We are looking for a Site Reliability Engineer (SRE) with deep expertise in designing and implementing full observability frameworks—including telemetry, instrumentation, distributed tracing, and metrics pipelines.
This role is engineering-heavy and suited for someone who thrives in building scalable observability platforms rather than simply reacting to monitoring alerts.
The ideal candidate also brings strong experience in AWS cloud architecture and a builder’s mindset to reliability engineering.
Key Responsibilities:
Architect and implement end-to-end observability platforms including logs, metrics, traces, and events across distributed systems.
Build and manage telemetry pipelines using open standards like OpenTelemetry, Prometheus, Grafana, and AWS-native tools (CloudWatch, X-Ray, etc.).
Embed observability as code into CI/CD pipelines and infrastructure provisioning tools.
Partner with application and platform teams to define and implement SLIs, SLOs, and error budgets as engineering primitives.
Develop and maintain custom instrumentation libraries to provide actionable insights across services.
Engineer reliable, self-service observability tooling to empower development teams.
Drive cloud-native observability patterns on AWS, optimizing for performance, scalability, and cost.
Actively participate in post-incident reviews to improve system design and observability strategy.
Collaborate with SRE, DevOps, and Platform teams to align reliability objectives with business goals.
Required Skills & Experience:
Proven track record of building observability solutions at scale (not just using tools).

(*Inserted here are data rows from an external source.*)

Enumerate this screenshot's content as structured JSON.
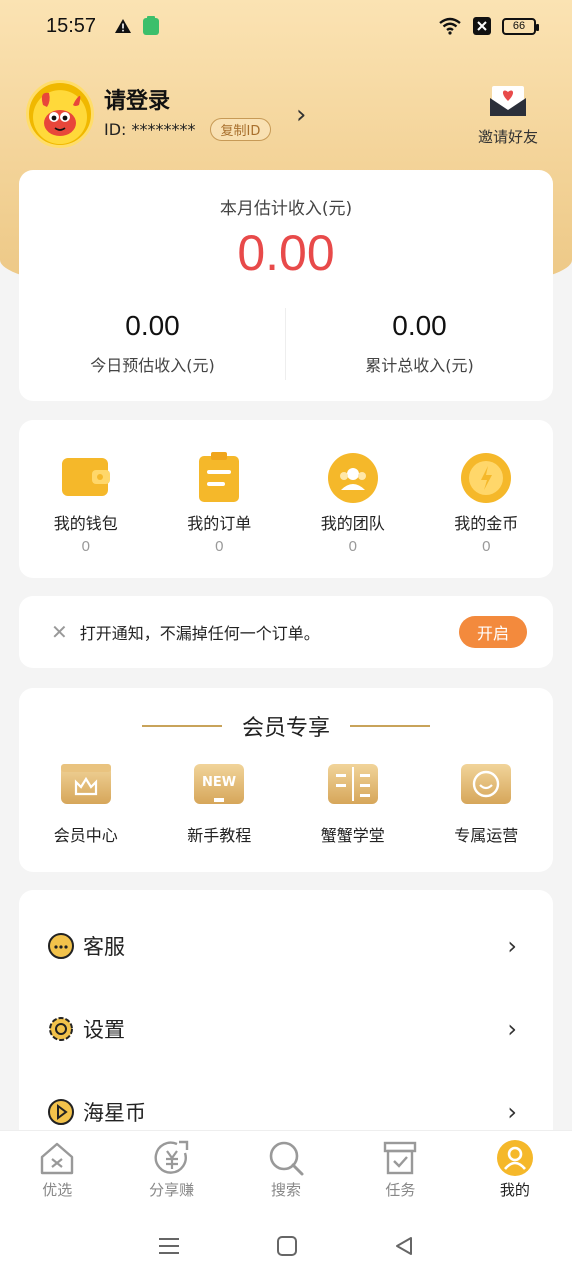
{
  "status_bar": {
    "time": "15:57",
    "battery": "66"
  },
  "profile": {
    "name": "请登录",
    "id_label": "ID: ********",
    "copy_label": "复制ID",
    "invite_label": "邀请好友"
  },
  "earnings": {
    "title": "本月估计收入(元)",
    "amount": "0.00",
    "today_value": "0.00",
    "today_label": "今日预估收入(元)",
    "total_value": "0.00",
    "total_label": "累计总收入(元)"
  },
  "quick": [
    {
      "label": "我的钱包",
      "count": "0",
      "icon": "wallet-icon"
    },
    {
      "label": "我的订单",
      "count": "0",
      "icon": "order-icon"
    },
    {
      "label": "我的团队",
      "count": "0",
      "icon": "team-icon"
    },
    {
      "label": "我的金币",
      "count": "0",
      "icon": "coin-icon"
    }
  ],
  "notice": {
    "text": "打开通知，不漏掉任何一个订单。",
    "button": "开启"
  },
  "member": {
    "title": "会员专享",
    "items": [
      {
        "label": "会员中心",
        "icon": "crown-card-icon"
      },
      {
        "label": "新手教程",
        "icon": "new-screen-icon"
      },
      {
        "label": "蟹蟹学堂",
        "icon": "book-icon"
      },
      {
        "label": "专属运营",
        "icon": "smile-chat-icon"
      }
    ]
  },
  "menu": [
    {
      "label": "客服",
      "icon": "chat-bubble-icon"
    },
    {
      "label": "设置",
      "icon": "gear-icon"
    },
    {
      "label": "海星币",
      "icon": "star-coin-icon"
    }
  ],
  "tabs": [
    {
      "label": "优选",
      "icon": "home-icon"
    },
    {
      "label": "分享赚",
      "icon": "share-yen-icon"
    },
    {
      "label": "搜索",
      "icon": "search-icon"
    },
    {
      "label": "任务",
      "icon": "task-icon"
    },
    {
      "label": "我的",
      "icon": "profile-icon"
    }
  ],
  "colors": {
    "accent": "#e84a4a",
    "gold": "#f2c24b",
    "button": "#f38a3d"
  }
}
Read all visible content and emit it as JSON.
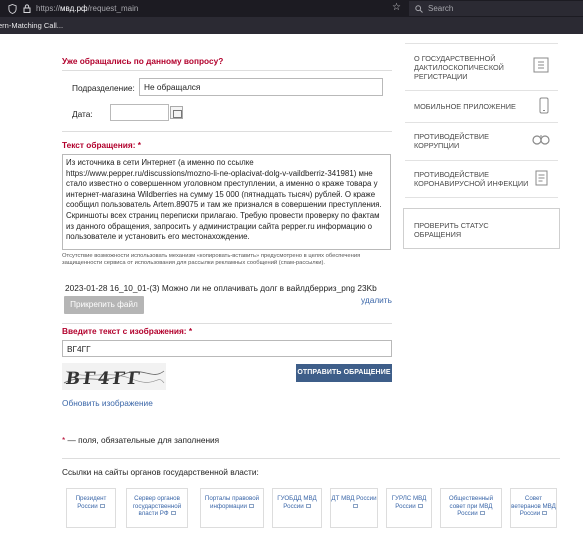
{
  "browser": {
    "url_prefix": "https://",
    "url_host": "мвд.рф",
    "url_path": "/request_main",
    "search_placeholder": "Search",
    "bookmark": "ern-Matching Call..."
  },
  "form": {
    "previous_title": "Уже обращались по данному вопросу?",
    "department_label": "Подразделение:",
    "department_value": "Не обращался",
    "date_label": "Дата:",
    "date_value": "",
    "text_title": "Текст обращения: *",
    "text_value": "Из источника в сети Интернет (а именно по ссылке https://www.pepper.ru/discussions/mozno-li-ne-oplacivat-dolg-v-vaildberriz-341981) мне стало известно о совершенном уголовном преступлении, а именно о краже товара у интернет-магазина Wildberries на сумму 15 000 (пятнадцать тысяч) рублей. О краже сообщил пользователь Artem.89075 и там же признался в совершении преступления. Скриншоты всех страниц переписки прилагаю. Требую провести проверку по фактам из данного обращения, запросить у администрации сайта pepper.ru информацию о пользователе и установить его местонахождение.",
    "copy_note": "Отсутствие возможности использовать механизм «копировать-вставить» предусмотрено в целях обеспечения защищенности сервиса от использования для рассылки рекламных сообщений (спам-рассылки).",
    "attached_file": "2023-01-28 16_10_01-(3) Можно ли не оплачивать долг в вайлдберриз_png 23Kb",
    "delete_label": "удалить",
    "attach_button": "Прикрепить файл",
    "captcha_title": "Введите текст с изображения: *",
    "captcha_value": "ВГ4ГГ",
    "captcha_image_text": "ВГ4ГГ",
    "submit_button": "ОТПРАВИТЬ ОБРАЩЕНИЕ",
    "refresh_link": "Обновить изображение",
    "required_note": "— поля, обязательные для заполнения",
    "required_star": "*"
  },
  "sidebar": {
    "items": [
      {
        "label": "О ГОСУДАРСТВЕННОЙ ДАКТИЛОСКОПИЧЕСКОЙ РЕГИСТРАЦИИ",
        "icon": "fingerprint-icon"
      },
      {
        "label": "МОБИЛЬНОЕ ПРИЛОЖЕНИЕ",
        "icon": "phone-icon"
      },
      {
        "label": "ПРОТИВОДЕЙСТВИЕ КОРРУПЦИИ",
        "icon": "handcuffs-icon"
      },
      {
        "label": "ПРОТИВОДЕЙСТВИЕ КОРОНАВИРУСНОЙ ИНФЕКЦИИ",
        "icon": "document-icon"
      }
    ],
    "status_check": "ПРОВЕРИТЬ СТАТУС ОБРАЩЕНИЯ"
  },
  "footer": {
    "links_title": "Ссылки на сайты органов государственной власти:",
    "links": [
      "Президент России",
      "Сервер органов государственной власти РФ",
      "Порталы правовой информации",
      "ГУОБДД МВД России",
      "ДТ МВД России",
      "ГУРЛС МВД России",
      "Общественный совет при МВД России",
      "Совет ветеранов МВД России"
    ]
  },
  "colors": {
    "accent_red": "#b2002c",
    "link_blue": "#3a66a8",
    "submit_blue": "#3e5e89",
    "browser_dark": "#1c1b22"
  }
}
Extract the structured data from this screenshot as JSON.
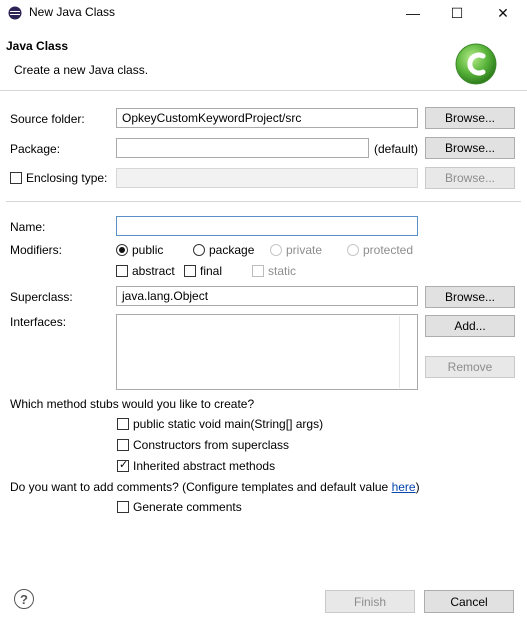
{
  "window": {
    "title": "New Java Class",
    "minimize_icon": "—",
    "maximize_icon": "☐",
    "close_icon": "✕"
  },
  "header": {
    "title": "Java Class",
    "subtitle": "Create a new Java class.",
    "image_letter": "C"
  },
  "source_folder": {
    "label": "Source folder:",
    "value": "OpkeyCustomKeywordProject/src",
    "browse": "Browse..."
  },
  "package": {
    "label": "Package:",
    "value": "",
    "suffix": "(default)",
    "browse": "Browse..."
  },
  "enclosing": {
    "label": "Enclosing type:",
    "value": "",
    "checked": false,
    "browse": "Browse..."
  },
  "name": {
    "label": "Name:",
    "value": ""
  },
  "modifiers": {
    "label": "Modifiers:",
    "public": "public",
    "package": "package",
    "private": "private",
    "protected": "protected",
    "selected": "public",
    "abstract": "abstract",
    "final": "final",
    "static": "static"
  },
  "superclass": {
    "label": "Superclass:",
    "value": "java.lang.Object",
    "browse": "Browse..."
  },
  "interfaces": {
    "label": "Interfaces:",
    "add": "Add...",
    "remove": "Remove"
  },
  "stubs": {
    "question": "Which method stubs would you like to create?",
    "main": "public static void main(String[] args)",
    "constructors": "Constructors from superclass",
    "inherited": "Inherited abstract methods",
    "main_checked": false,
    "constructors_checked": false,
    "inherited_checked": true
  },
  "comments": {
    "question": "Do you want to add comments? (Configure templates and default value ",
    "link": "here",
    "close": ")",
    "generate": "Generate comments",
    "generate_checked": false
  },
  "footer": {
    "help_icon": "?",
    "finish": "Finish",
    "cancel": "Cancel"
  },
  "colors": {
    "accent": "#5a8fc8",
    "link": "#0645ad",
    "logo_green": "#58b33a"
  }
}
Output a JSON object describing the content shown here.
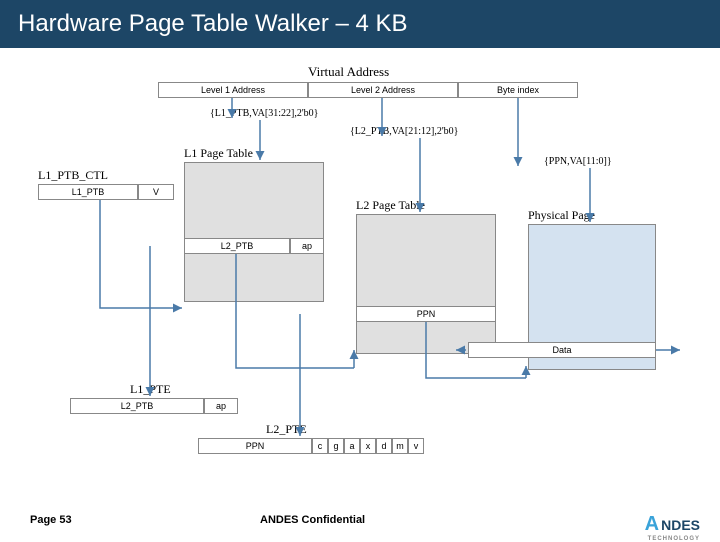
{
  "title": "Hardware Page Table Walker – 4 KB",
  "va_label": "Virtual Address",
  "va_fields": {
    "l1": "Level 1 Address",
    "l2": "Level 2 Address",
    "byte": "Byte index"
  },
  "offsets": {
    "l1": "{L1_PTB,VA[31:22],2'b0}",
    "l2": "{L2_PTB,VA[21:12],2'b0}",
    "phys": "{PPN,VA[11:0]}"
  },
  "l1_table": "L1 Page Table",
  "l2_table": "L2 Page Table",
  "phys_page": "Physical Page",
  "l1_ptb_ctl": "L1_PTB_CTL",
  "l1_ptb_fields": {
    "ptb": "L1_PTB",
    "v": "V"
  },
  "row_l2ptb": {
    "ptb": "L2_PTB",
    "ap": "ap"
  },
  "row_ppn": {
    "ppn": "PPN"
  },
  "row_data": {
    "data": "Data"
  },
  "l1_pte": "L1_PTE",
  "l1_pte_fields": {
    "ptb": "L2_PTB",
    "ap": "ap"
  },
  "l2_pte": "L2_PTE",
  "l2_pte_fields": {
    "ppn": "PPN",
    "c": "c",
    "g": "g",
    "a": "a",
    "x": "x",
    "d": "d",
    "m": "m",
    "v": "v"
  },
  "footer": {
    "page": "Page 53",
    "conf": "ANDES Confidential",
    "logo": "NDES",
    "logo_sub": "TECHNOLOGY"
  }
}
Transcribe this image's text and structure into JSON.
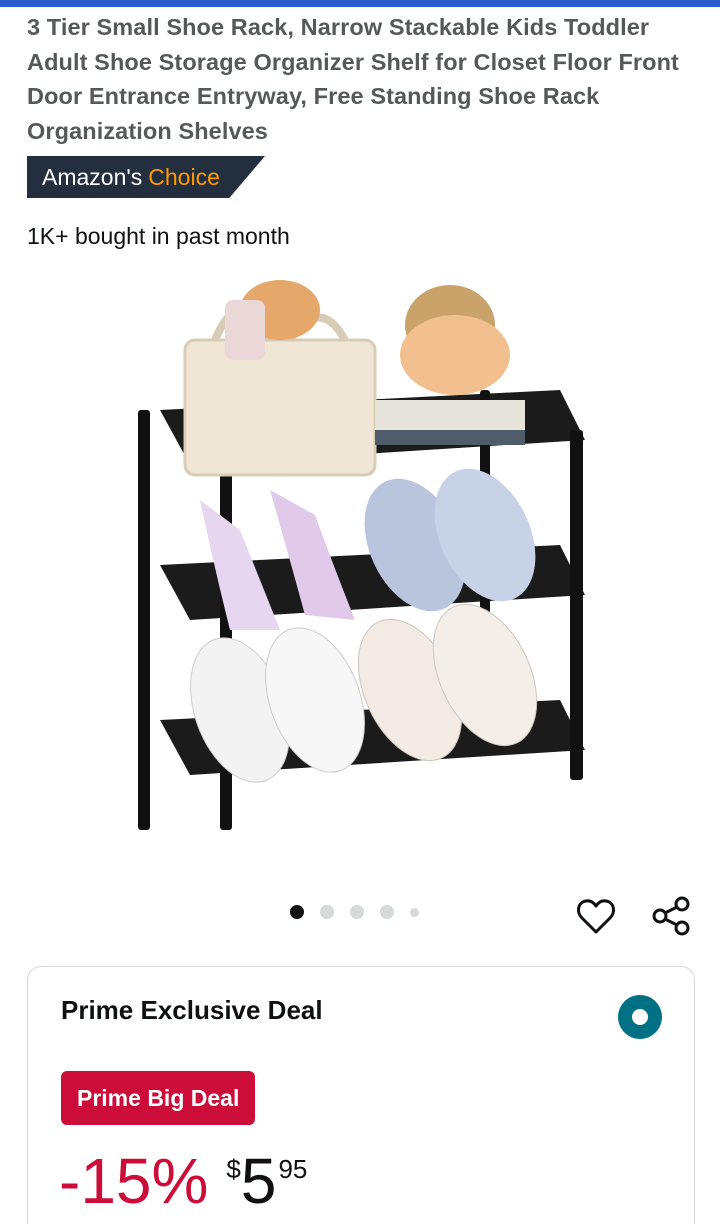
{
  "product": {
    "title": "3 Tier Small Shoe Rack, Narrow Stackable Kids Toddler Adult Shoe Storage Organizer Shelf for Closet Floor Front Door Entrance Entryway, Free Standing Shoe Rack Organization Shelves",
    "badge": {
      "prefix": "Amazon's",
      "accent": "Choice"
    },
    "social_proof": "1K+ bought in past month",
    "image_carousel": {
      "total": 5,
      "active_index": 0
    }
  },
  "actions": {
    "wishlist_icon": "heart-outline-icon",
    "share_icon": "share-icon"
  },
  "deal": {
    "title": "Prime Exclusive Deal",
    "badge": "Prime Big Deal",
    "discount": "-15%",
    "price": {
      "symbol": "$",
      "whole": "5",
      "fraction": "95"
    },
    "selected": true
  },
  "colors": {
    "brand_navy": "#232f3e",
    "accent_orange": "#ff9900",
    "deal_red": "#cc0c39",
    "teal": "#007185"
  }
}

Strong hands-on expertise with OpenTelemetry, Prometheus, Grafana, ELK, CloudWatch, X-Ray, etc.
Advanced knowledge of AWS cloud architecture and services.
Proficient in at least one modern programming language (e.g., Python, Go, Java).
Experience with IaC tools such as Terraform or CloudFormation.
Deep understanding of SLI/SLO/SLA concepts, service health indicators, and telemetry standards.
Familiarity with containerization and orchestration (Docker, Kubernetes).
Ability to build reusable components, SDKs, or libraries that enable observability at scale.
Preferred Qualifications:
AWS Certifications (DevOps Engineer, Solutions Architect, etc.).
Experience contributing to open-source observability tools.
Background in software engineering or platform reliability architecture
Any Gradute